I remember his eyes growing wider as we spoke.  “In the end, it is all about the numbers.”  I can hear his voice today.  And while all of our lives march inexorably to some end or another, the end that Willie was referring to is what we now are witness to: That Hispanic/Latinos have achieved the numbers to develop a new direction with a new sense of self and confidence to move into the days ahead.

“We are good in some counties, and we are making a difference, but we are not there yet,” he said to me.  Willie was referring to the handful of counties throughout the nation in which the Mexican-American predominated back then.  “But we will get there.”

Indeed we have – with the numbers at least.  But without his frenetic and near-maniacal manner that tossed around a million ideas in his mind, we have not gotten to where we should be.  We are more muddle than made.

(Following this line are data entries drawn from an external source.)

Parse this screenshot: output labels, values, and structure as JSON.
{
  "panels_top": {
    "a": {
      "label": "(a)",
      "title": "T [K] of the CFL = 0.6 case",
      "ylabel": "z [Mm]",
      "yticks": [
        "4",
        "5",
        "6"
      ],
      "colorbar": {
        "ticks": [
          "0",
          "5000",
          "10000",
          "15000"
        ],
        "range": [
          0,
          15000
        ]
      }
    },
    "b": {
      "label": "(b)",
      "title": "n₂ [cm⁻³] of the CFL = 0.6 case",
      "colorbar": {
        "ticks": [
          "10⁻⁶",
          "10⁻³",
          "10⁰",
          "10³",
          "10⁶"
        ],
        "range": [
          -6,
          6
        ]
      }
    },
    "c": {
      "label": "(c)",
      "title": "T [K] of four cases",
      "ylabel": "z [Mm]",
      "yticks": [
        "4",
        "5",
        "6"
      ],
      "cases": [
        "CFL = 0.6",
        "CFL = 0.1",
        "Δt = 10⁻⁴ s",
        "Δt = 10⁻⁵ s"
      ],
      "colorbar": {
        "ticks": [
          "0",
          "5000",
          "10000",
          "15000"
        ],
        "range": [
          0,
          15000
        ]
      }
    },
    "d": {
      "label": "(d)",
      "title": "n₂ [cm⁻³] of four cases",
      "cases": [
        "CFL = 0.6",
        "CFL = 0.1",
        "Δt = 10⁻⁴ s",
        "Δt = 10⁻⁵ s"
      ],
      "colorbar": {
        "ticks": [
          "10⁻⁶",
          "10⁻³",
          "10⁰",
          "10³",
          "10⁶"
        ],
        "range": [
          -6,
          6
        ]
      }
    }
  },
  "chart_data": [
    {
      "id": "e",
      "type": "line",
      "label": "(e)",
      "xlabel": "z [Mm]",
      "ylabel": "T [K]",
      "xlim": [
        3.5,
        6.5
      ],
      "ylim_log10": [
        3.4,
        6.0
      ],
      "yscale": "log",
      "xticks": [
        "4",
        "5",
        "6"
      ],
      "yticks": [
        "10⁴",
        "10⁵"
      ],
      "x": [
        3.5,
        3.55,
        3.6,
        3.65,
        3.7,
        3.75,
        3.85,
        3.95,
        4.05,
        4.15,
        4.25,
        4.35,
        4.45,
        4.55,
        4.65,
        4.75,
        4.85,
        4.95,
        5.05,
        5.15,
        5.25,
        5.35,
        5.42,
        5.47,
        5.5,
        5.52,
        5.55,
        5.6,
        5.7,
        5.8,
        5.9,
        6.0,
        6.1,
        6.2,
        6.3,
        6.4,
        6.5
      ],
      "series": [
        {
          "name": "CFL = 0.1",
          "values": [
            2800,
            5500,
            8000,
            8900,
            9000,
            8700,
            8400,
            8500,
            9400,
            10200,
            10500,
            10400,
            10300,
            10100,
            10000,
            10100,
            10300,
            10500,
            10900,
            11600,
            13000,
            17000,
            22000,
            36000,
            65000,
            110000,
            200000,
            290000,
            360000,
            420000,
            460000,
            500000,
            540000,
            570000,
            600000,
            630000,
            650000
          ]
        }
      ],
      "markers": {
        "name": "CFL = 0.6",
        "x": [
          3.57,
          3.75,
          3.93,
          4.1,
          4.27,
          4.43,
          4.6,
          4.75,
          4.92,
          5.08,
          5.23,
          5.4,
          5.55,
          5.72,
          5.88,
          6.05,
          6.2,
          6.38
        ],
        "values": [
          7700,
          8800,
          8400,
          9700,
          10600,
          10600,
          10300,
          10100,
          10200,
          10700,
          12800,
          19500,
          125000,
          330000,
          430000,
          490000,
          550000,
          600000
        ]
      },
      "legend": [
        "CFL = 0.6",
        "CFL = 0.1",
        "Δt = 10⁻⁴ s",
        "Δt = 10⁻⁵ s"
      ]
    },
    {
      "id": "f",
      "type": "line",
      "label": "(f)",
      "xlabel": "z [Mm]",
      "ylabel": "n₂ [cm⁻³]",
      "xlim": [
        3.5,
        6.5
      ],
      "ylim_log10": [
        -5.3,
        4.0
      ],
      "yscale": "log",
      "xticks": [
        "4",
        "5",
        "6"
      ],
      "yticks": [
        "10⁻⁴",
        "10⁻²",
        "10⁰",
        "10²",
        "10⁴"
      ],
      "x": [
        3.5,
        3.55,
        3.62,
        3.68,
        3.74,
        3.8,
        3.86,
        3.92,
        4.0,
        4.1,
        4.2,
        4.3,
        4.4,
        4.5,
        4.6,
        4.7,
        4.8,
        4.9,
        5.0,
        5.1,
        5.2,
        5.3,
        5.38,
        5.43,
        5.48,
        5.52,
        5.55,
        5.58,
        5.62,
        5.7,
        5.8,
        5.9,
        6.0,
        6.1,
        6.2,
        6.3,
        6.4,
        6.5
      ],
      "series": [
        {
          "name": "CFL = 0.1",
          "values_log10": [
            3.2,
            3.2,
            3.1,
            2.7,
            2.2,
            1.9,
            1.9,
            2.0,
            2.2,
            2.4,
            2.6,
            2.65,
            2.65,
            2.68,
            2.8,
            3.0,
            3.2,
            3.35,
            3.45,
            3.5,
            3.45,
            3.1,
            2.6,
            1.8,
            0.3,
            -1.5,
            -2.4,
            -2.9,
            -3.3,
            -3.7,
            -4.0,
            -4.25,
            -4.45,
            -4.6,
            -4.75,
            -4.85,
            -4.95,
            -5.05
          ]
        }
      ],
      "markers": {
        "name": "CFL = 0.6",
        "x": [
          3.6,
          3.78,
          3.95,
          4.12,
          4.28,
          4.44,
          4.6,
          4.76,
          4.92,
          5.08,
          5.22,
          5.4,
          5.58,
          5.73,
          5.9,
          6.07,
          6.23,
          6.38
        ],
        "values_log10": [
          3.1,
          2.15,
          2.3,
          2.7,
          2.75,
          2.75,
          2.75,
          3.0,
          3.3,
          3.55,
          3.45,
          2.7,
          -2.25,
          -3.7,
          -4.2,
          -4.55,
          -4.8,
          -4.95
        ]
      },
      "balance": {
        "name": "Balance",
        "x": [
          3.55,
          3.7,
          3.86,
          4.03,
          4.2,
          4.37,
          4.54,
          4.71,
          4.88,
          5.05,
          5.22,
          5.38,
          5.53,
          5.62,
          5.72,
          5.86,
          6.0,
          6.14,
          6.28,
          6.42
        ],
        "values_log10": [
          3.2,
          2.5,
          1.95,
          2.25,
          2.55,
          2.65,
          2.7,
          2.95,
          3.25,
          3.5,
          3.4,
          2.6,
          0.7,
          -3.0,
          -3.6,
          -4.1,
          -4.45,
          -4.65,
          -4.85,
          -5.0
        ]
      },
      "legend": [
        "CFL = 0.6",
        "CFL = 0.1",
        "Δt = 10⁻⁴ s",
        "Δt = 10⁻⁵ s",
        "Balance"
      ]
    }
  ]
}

Now comes the sad news that one of Willie’s closest associates, Choco Meza – as committed as he to the cause of Hispanic/Latinos and of women – died at the very moment that the country is on the verge of electing a woman to the Presidency.  Another veteran of those early days at Willie’s office, Grace García, a personal friend of Hillary Clinton, would have been in the thick of the presidential campaign.  But she, too, died too young in a car accident almost two years ago.

Women do have the numbers, and the victories for them as for Hispanic/Latinos have come slowly at times.

But they come.

We will get there.

Jesús (Jesse) Treviño is the former editorial page editor of The Austin American-Statesman.